秦放扶著牆,慢慢撐起身體,他推了推歪掉的眼鏡,鏡片後的目光死死地盯著蘇晴晴,又看了看一旁沉默如山的高山。
他的世界觀,在這一刻,被徹底顛覆了。
如果說蘇晴晴是無法理解的“精神怪物”,那這個高山,就是將人體力量和格鬥技巧錘煉到極致的“人形兵器”。
“你……”秦放的嗓子有些沙啞,“你們……到底是什麼人?”
蘇晴晴懶得再跟他廢話,轉身就走。
“高山,回家。
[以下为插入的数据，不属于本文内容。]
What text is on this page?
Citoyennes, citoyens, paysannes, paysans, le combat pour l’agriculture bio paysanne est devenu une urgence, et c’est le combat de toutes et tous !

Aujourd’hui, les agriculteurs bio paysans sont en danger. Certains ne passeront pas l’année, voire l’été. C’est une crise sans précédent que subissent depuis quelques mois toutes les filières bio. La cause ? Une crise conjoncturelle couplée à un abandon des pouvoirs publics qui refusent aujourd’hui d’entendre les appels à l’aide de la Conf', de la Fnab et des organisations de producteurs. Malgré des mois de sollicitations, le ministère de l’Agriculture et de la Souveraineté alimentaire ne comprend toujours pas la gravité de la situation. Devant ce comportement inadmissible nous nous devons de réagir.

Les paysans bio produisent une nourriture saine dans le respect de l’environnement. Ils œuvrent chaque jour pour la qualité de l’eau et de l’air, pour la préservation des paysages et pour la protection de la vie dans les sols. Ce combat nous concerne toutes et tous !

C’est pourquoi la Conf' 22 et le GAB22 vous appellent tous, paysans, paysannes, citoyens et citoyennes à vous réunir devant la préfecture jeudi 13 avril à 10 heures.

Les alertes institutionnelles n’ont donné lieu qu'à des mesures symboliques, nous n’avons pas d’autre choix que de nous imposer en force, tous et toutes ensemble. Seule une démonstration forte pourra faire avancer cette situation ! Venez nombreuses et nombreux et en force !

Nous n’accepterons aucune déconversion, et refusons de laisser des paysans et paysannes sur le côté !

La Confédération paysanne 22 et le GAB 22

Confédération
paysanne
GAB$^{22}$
”
“好。”
高山跟在她身後,兩人走向吉普車,仿佛剛才隻是隨手拍死了一隻煩人的蚊子。
坐上顛簸的吉普車,蘇晴晴靠在椅背上,閉著眼睛一言不發。
剛才在食堂裡的興奮和激動,被秦放這麼一攪和,已經蕩然無存,隻剩下心累。
“那個人,很危險。”高山一邊開車,一邊用他那特有的簡潔方式說道。
“何止是危險。”蘇晴晴睜開眼,看著窗外飛速倒退的夜色,“他看人的眼神,像是在解剖一個標本,讓人不寒而栗。”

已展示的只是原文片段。